Затрудняюсь ответить решительно: душа ведь сложная и многогранная. Больше я склонен думать вместе с Достоевским и даже с Толстым, что наш народ есть народ-философ, народ-христианин, "хрестьянин", крестьянин, как он сам прозвал себя. Никакой другой народ в мире не называл себя по вере, лишь русские. И отец мой воспитался в такой же философии.
Но возможно, что у дворовых крепостных, в отличие даже от рядовых мужиков-земледельцев постепенно вырабатывалась особая психология повиновения, терпения, примиренчества; они были более зависимыми от начальства: не только от помещика и управляющих, но и от меньшей власти. Они были ближе к контрольному оку. Мужики жили дальше, самостоятельнее: отрабатывали свои 2-3 дня в неделю, а потом ты сам себе господин, хозяин в семье, на скотном дворе, в огороде, в хозяйстве, в поле. Эту сторону психологической независимости, даже и при крепостном праве, эту власть в своем маленьком мире особенно отмечал Глеб Успенский: земля давала ему, земледельцу, силу и опыт. У дворовых же, безземельных, оставался один путь: держаться места, зависеть всецело от воли владельцев, уйти было почти некуда.
А кроме всего этого, по моему мнению, в терпеливом отце сохранился еще и белорусско-хохлацкий характер, как у нас, без обиды, называли тогда украинцев. Он происходил из Смоленской губернии, но несомненно, что прадеды его были хохлы. Сама фамилия его - Федченко ("в" прибавлено, конечно, после, под влиянием великорусского языка) - говорит за украинское происхождение наше по отцу. Я и теперь еще люблю слушать украинскую "мову" и часто говорю, что в моем теле смесь: одна половина - от отца - украинская, а другая - по матери - великоросская.
В давние времена половцев и татар наши южные предки (Федченки, Мевченки, Прокопенки) переселились вверх, на север и на восток. А пути эти, как теперь по железным дорогам, шли тогда по рекам. И киевский Днепр донес их по протокам до самого Смоленска.
Украинская же психология, по многовековым историческим, политическим, географическим, экономическим, климатическим причинам, постепенно выработала из южан особый тип славян-полян: медлительность, сентиментальность, даже нежность и ласковость.

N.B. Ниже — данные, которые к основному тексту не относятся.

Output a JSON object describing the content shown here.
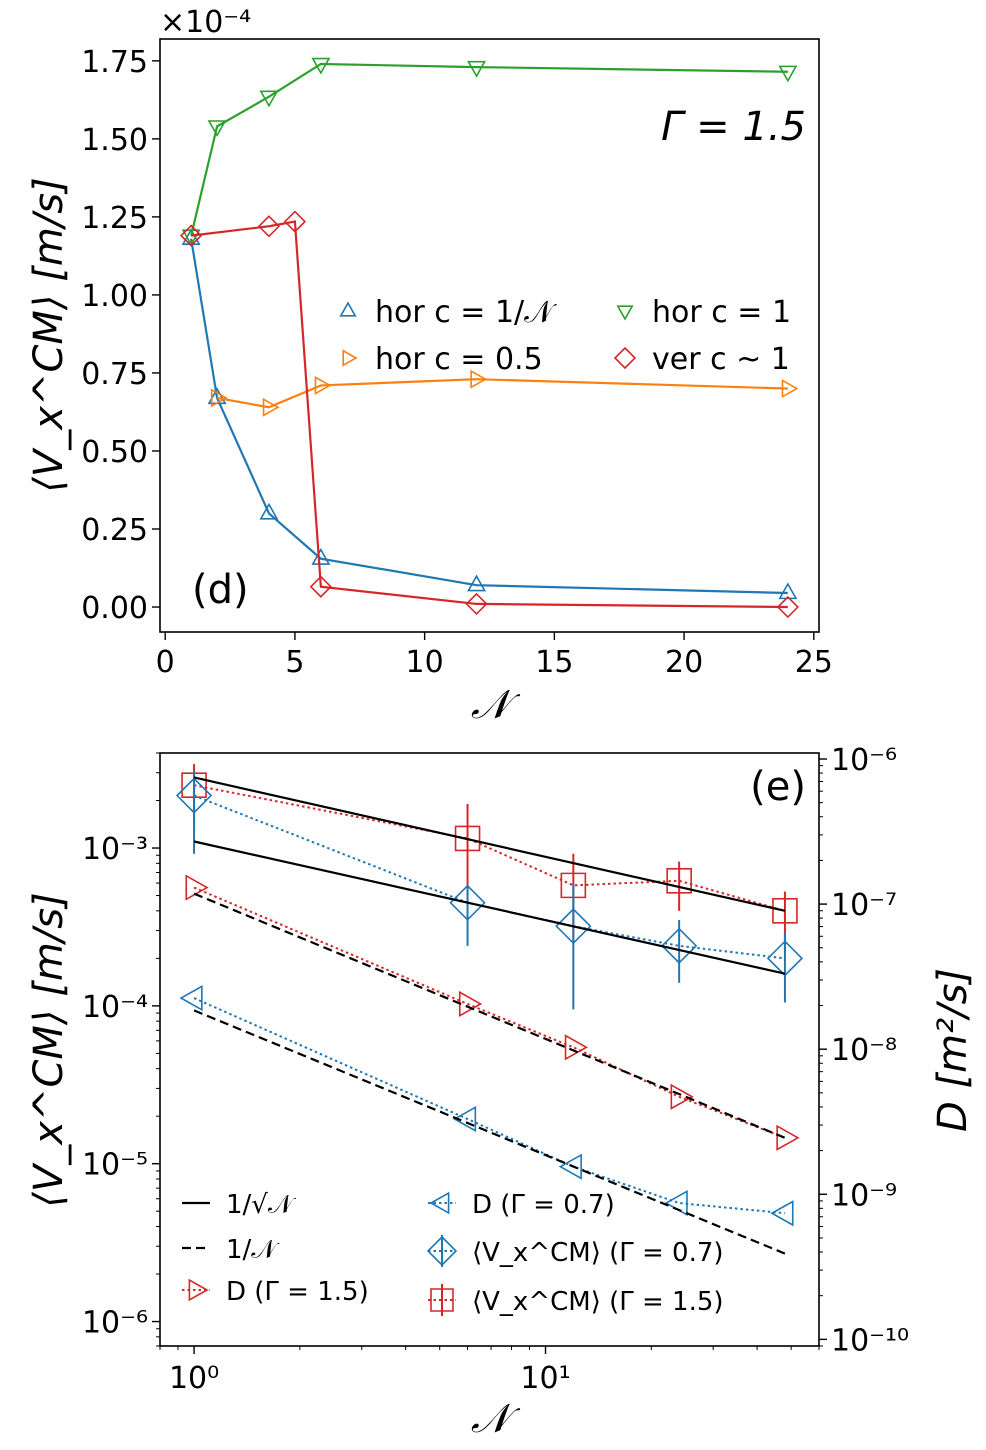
{
  "chart_data": [
    {
      "id": "d",
      "type": "line",
      "panel_label": "(d)",
      "annotation": "Γ = 1.5",
      "xlabel": "𝒩",
      "ylabel": "⟨V_x^CM⟩ [m/s]",
      "offset_text": "×10⁻⁴",
      "xlim": [
        -0.2,
        25.2
      ],
      "ylim": [
        -0.08,
        1.82
      ],
      "xticks": [
        0,
        5,
        10,
        15,
        20,
        25
      ],
      "xticklabels": [
        "0",
        "5",
        "10",
        "15",
        "20",
        "25"
      ],
      "yticks": [
        0,
        0.25,
        0.5,
        0.75,
        1.0,
        1.25,
        1.5,
        1.75
      ],
      "yticklabels": [
        "0.00",
        "0.25",
        "0.50",
        "0.75",
        "1.00",
        "1.25",
        "1.50",
        "1.75"
      ],
      "legend_position": "center-right",
      "series": [
        {
          "name": "hor c = 1/𝒩",
          "color": "#1f77b4",
          "marker": "triangle-up",
          "x": [
            1,
            2,
            4,
            6,
            12,
            24
          ],
          "y": [
            1.18,
            0.67,
            0.3,
            0.155,
            0.07,
            0.045
          ]
        },
        {
          "name": "hor c = 0.5",
          "color": "#ff7f0e",
          "marker": "triangle-right",
          "x": [
            2,
            4,
            6,
            12,
            24
          ],
          "y": [
            0.67,
            0.64,
            0.71,
            0.73,
            0.7
          ]
        },
        {
          "name": "hor c = 1",
          "color": "#2ca02c",
          "marker": "triangle-down",
          "x": [
            1,
            2,
            4,
            6,
            12,
            24
          ],
          "y": [
            1.19,
            1.54,
            1.635,
            1.74,
            1.73,
            1.715
          ]
        },
        {
          "name": "ver c ~ 1",
          "color": "#d62728",
          "marker": "diamond",
          "x": [
            1,
            4,
            5,
            6,
            12,
            24
          ],
          "y": [
            1.19,
            1.22,
            1.235,
            0.065,
            0.01,
            0.0
          ]
        }
      ]
    },
    {
      "id": "e",
      "type": "scatter",
      "scale": "log-log",
      "panel_label": "(e)",
      "xlabel": "𝒩",
      "ylabel": "⟨V_x^CM⟩ [m/s]",
      "ylabel_right": "D [m²/s]",
      "xlim": [
        0.8,
        60
      ],
      "ylim": [
        7e-07,
        0.004
      ],
      "ylim_right": [
        9e-11,
        1.1e-06
      ],
      "xticks": [
        1,
        10
      ],
      "xticklabels": [
        "10⁰",
        "10¹"
      ],
      "yticks": [
        1e-06,
        1e-05,
        0.0001,
        0.001
      ],
      "yticklabels": [
        "10⁻⁶",
        "10⁻⁵",
        "10⁻⁴",
        "10⁻³"
      ],
      "yticks_right": [
        1e-10,
        1e-09,
        1e-08,
        1e-07,
        1e-06
      ],
      "yticklabels_right": [
        "10⁻¹⁰",
        "10⁻⁹",
        "10⁻⁸",
        "10⁻⁷",
        "10⁻⁶"
      ],
      "legend_position": "lower-left",
      "series": [
        {
          "name": "⟨V_x^CM⟩ (Γ = 1.5)",
          "color": "#d62728",
          "marker": "square",
          "axis": "left",
          "x": [
            1,
            6,
            12,
            24,
            48
          ],
          "y": [
            0.0025,
            0.00115,
            0.00058,
            0.00062,
            0.0004
          ],
          "err_low": [
            0.0013,
            0.0005,
            0.00025,
            0.0004,
            0.00022
          ],
          "err_high": [
            0.0034,
            0.0019,
            0.00092,
            0.00082,
            0.00053
          ]
        },
        {
          "name": "⟨V_x^CM⟩ (Γ = 0.7)",
          "color": "#1f77b4",
          "marker": "diamond",
          "axis": "left",
          "x": [
            1,
            6,
            12,
            24,
            48
          ],
          "y": [
            0.00215,
            0.00045,
            0.00032,
            0.00024,
            0.0002
          ],
          "err_low": [
            0.00092,
            0.00024,
            9.5e-05,
            0.00014,
            0.000105
          ],
          "err_high": [
            0.0031,
            0.00056,
            0.0006,
            0.00035,
            0.00029
          ]
        },
        {
          "name": "D (Γ = 1.5)",
          "color": "#d62728",
          "marker": "triangle-right",
          "axis": "right",
          "x": [
            1,
            6,
            12,
            24,
            48
          ],
          "y": [
            1.3e-07,
            2.05e-08,
            1.03e-08,
            4.7e-09,
            2.45e-09
          ]
        },
        {
          "name": "D (Γ = 0.7)",
          "color": "#1f77b4",
          "marker": "triangle-left",
          "axis": "right",
          "x": [
            1,
            6,
            12,
            24,
            48
          ],
          "y": [
            2.25e-08,
            3.3e-09,
            1.55e-09,
            8.7e-10,
            7.4e-10
          ]
        },
        {
          "name": "1/√𝒩",
          "color": "#000000",
          "style": "solid",
          "axis": "left",
          "x": [
            1,
            48
          ],
          "y": [
            0.0011,
            0.00016
          ]
        },
        {
          "name": "1/√𝒩",
          "color": "#000000",
          "style": "solid",
          "axis": "left",
          "x": [
            1,
            48
          ],
          "y": [
            0.0028,
            0.0004
          ]
        },
        {
          "name": "1/𝒩",
          "color": "#000000",
          "style": "dashed",
          "axis": "right",
          "x": [
            1,
            48
          ],
          "y": [
            1.18e-07,
            2.45e-09
          ]
        },
        {
          "name": "1/𝒩",
          "color": "#000000",
          "style": "dashed",
          "axis": "right",
          "x": [
            1,
            48
          ],
          "y": [
            1.85e-08,
            3.9e-10
          ]
        }
      ],
      "legend": [
        {
          "label": "1/√𝒩",
          "kind": "line-solid"
        },
        {
          "label": "1/𝒩",
          "kind": "line-dashed"
        },
        {
          "label": "D (Γ = 1.5)",
          "kind": "marker",
          "series": 2
        },
        {
          "label": "D (Γ = 0.7)",
          "kind": "marker",
          "series": 3
        },
        {
          "label": "⟨V_x^CM⟩ (Γ = 0.7)",
          "kind": "marker-err",
          "series": 1
        },
        {
          "label": "⟨V_x^CM⟩ (Γ = 1.5)",
          "kind": "marker-err",
          "series": 0
        }
      ]
    }
  ]
}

Но одной из черт этого типа можно считать некоторую леность и беспечную податливость, согласие на все.
Я единственный раз в жизни выехал на сербскую станцию волами. И не вынес этой сонной раскачивающейся развалки их: с полдороги соскочил и пришел пешком много раньше. Тут сказалась во мне больше мать-великоросска. А эти самые хохлы могут неделями ехать на своих волах и мечтательно мурлыкать или петь свои чудные песни. Помню, большевики-великороссы зимой 1918 года осаждали Киев, где тогда пановала Центральная рада с Грушневским, Винниченко, Макаренко и еще с кем-то во главе. А у нас в это время был Украинский Церковный собор там. Кроме архиереев и очень немногих священников, члены собора были подлинные хохлы... И вот, бывало, снаряды ложатся возле нашего здания на Липках: один попал уже в конюшню, другой влетел в алтарь храма (прежде там было женское епархиальное училище), третий ударил в мраморный верх выходной двери. А наши украинцы, после сытного обеда, ложатся по койкам отдыхать и беспечно поют: "Ще не смэрла Украина" или "Виют витры". Дивился я тогда их этой беспечности! В противоположность им, великоросс, прошедший более суровую школу истории, преодолевавший холодный климат, дремучие леса, короткое лето, холодную зиму, бедную землю, вырос в закаленного жизнью борца, колонизатора, правителя. И совсем не случайно это великодержавное племя оказалось во главе России.